30 January 2020 | Herpreet Kaur Grewal
The British Cleaning Council is collaborating with the Health and Safety Executive Cleaning Industry Liaison Forum (CILF) to reduce injuries within the cleaning business.
The BCC is calling for its members to share information on musculoskeletal disorders and injuries suffered by cleaning sector colleagues in the workplace to identify problem areas.
The HSE is also raising awareness of the issue with employers as part of its 'Go Home Healthy' campaign.
The HSE defines musculoskeletal disorders as "any injury, damage or disorder of the joints or other tissues in the upper and lower limbs or the back".
Data suggests three-quarters of all ill-health within the cleaning sector is
related to musculoskeletal disorders and the sector has a slightly higher prevalence rate compared to the all industry average.

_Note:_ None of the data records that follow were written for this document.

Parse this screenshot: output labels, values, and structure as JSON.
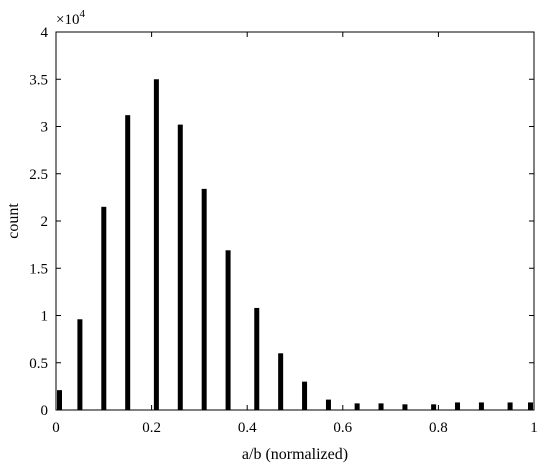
{
  "chart_data": {
    "type": "bar",
    "xlabel": "a/b (normalized)",
    "ylabel": "count",
    "xlim": [
      0,
      1
    ],
    "ylim": [
      0,
      40000
    ],
    "y_multiplier_label": "×10",
    "y_multiplier_exponent": "4",
    "x_ticks": [
      0,
      0.2,
      0.4,
      0.6,
      0.8,
      1
    ],
    "x_tick_labels": [
      "0",
      "0.2",
      "0.4",
      "0.6",
      "0.8",
      "1"
    ],
    "y_ticks": [
      0,
      5000,
      10000,
      15000,
      20000,
      25000,
      30000,
      35000,
      40000
    ],
    "y_tick_labels": [
      "0",
      "0.5",
      "1",
      "1.5",
      "2",
      "2.5",
      "3",
      "3.5",
      "4"
    ],
    "x": [
      0.0,
      0.05,
      0.1,
      0.15,
      0.21,
      0.26,
      0.31,
      0.36,
      0.42,
      0.47,
      0.52,
      0.57,
      0.63,
      0.68,
      0.73,
      0.79,
      0.84,
      0.89,
      0.95,
      1.0
    ],
    "values": [
      2100,
      9600,
      21500,
      31200,
      35000,
      30200,
      23400,
      16900,
      10800,
      6000,
      3000,
      1100,
      700,
      700,
      600,
      600,
      800,
      800,
      800,
      800
    ],
    "bar_color": "#000000",
    "grid": false,
    "box": true
  }
}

Over a three-year period between April 2015 and March 2018, there were 269 reports of lifting and handling injuries affecting workers in the cleaning sector.
The injury figures for the cleaning industry show:
The majority of injuries sustained were musculoskeletal - sprains and dislocations - which account for more than two-thirds of all injuries;
- Back injuries were the most common, closely followed by injuries to upper limbs;
- Injuries were most likely to occur while moving waste bags or emptying bins, making beds, carrying heavy items (such as furniture), moving linen cages and picking up cleaning materials;
- The injured person was usually either pushing/pulling something or lifting something; and
- Most of the injuries were sustained simply through the act of moving something.
Tracy Hamilton, operational policy advisor at the HSE and chair of the CILF, said: "Musculoskeletal disorders are associated with many different physical activities such as manual handling, repetitive tasks, muscular fatigue, load lifting, neck extension and awkward fixed postures.
"The solutions will be different for different businesses. It is important that employers understand what their particular workforce is doing so they can adopt the most effective approach. Introducing off-the-shelf manual handling training is well-intentioned but might not be the right answer for that business.
"That's why we are working across the industry, including with the BCC, to collect more information so we can understand the problem. We want to spread the word that these injuries are not inevitable but can be prevented."